The Russian authorities take a strict stance on the use of GMOs in animal feed, punishing violations with fines. Claims about the threat of GMOs are also backed by the Russian Academy of Science.
Replacement of fish meal
Another fraud in the Russian feed industry is the replacement of fish meals with cheaper ingredients to lower production costs in some companies, according to some studies conducted in the country.

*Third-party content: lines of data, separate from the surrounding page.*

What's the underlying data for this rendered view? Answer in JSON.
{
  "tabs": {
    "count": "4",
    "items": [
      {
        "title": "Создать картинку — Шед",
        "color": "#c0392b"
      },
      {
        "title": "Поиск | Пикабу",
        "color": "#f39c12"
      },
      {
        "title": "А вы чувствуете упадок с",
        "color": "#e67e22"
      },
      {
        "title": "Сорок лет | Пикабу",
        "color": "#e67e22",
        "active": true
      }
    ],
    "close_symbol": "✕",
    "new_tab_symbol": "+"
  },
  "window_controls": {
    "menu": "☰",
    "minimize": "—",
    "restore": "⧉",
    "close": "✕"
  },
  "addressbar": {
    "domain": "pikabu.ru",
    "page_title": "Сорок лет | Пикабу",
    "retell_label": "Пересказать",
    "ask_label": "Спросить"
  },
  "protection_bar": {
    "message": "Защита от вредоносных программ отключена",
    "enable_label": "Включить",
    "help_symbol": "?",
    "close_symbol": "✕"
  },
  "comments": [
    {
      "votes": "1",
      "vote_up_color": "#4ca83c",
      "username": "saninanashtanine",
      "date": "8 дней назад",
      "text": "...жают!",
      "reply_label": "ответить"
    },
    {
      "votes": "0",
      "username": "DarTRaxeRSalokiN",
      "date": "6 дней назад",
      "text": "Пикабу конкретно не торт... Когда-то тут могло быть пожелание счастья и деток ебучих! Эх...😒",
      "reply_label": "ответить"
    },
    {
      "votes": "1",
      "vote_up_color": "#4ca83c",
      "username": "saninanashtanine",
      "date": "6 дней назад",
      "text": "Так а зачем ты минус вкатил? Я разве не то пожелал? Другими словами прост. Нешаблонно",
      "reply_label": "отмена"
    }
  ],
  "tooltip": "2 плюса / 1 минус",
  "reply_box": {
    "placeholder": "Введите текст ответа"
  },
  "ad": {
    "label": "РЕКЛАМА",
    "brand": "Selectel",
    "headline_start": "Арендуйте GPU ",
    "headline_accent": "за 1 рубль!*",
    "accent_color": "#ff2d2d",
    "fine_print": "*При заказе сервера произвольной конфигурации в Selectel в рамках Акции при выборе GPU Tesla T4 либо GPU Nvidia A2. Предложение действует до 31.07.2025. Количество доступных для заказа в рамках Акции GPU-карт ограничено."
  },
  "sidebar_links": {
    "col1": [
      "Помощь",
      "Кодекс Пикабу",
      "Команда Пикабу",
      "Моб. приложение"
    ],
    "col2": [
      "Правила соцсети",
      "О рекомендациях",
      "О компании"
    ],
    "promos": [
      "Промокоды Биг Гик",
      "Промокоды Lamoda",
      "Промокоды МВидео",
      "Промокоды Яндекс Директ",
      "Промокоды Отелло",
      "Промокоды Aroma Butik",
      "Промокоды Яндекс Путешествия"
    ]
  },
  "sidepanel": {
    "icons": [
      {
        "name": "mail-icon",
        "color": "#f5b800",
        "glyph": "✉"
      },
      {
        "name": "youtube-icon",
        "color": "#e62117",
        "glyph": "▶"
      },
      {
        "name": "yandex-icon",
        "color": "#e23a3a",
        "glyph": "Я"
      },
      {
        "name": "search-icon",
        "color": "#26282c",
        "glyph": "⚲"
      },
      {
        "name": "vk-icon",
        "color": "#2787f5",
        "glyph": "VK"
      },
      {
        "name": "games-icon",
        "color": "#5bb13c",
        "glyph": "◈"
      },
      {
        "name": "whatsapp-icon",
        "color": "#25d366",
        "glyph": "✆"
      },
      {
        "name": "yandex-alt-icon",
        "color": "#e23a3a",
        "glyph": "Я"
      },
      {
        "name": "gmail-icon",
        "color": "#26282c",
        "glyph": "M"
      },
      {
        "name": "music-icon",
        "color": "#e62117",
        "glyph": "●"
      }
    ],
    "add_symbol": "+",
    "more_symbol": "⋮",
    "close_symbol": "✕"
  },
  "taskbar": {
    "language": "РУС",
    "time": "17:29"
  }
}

According to Tamara Okolelova, Doctor of Biological Sciences, and Chief Specialist in Poultry Feeding at the Agrovetzashchita Research and Development Centre, the primary indicator that affects the price of fishmeal is its protein content, which ranges typically between 60 and 65%.
Corrupt manufacturers can achieve the same figures with the help of impurities, for example, non-protein nitrogen compounds.
“Non-protein compounds of nitrogen contain no protein, so animals get no necessary amino acids,” Okolelova said.
In addition, carbamide and ammonium nitrate are most often used as inorganic sources of nitrogen in the falsification of fishmeal. For example, the introduction of 1% urea increases the content of crude protein in feed by 3%.
Despite that, Okolelova notes that the nutritional value of such a protein and its digestibility is greatly reduced.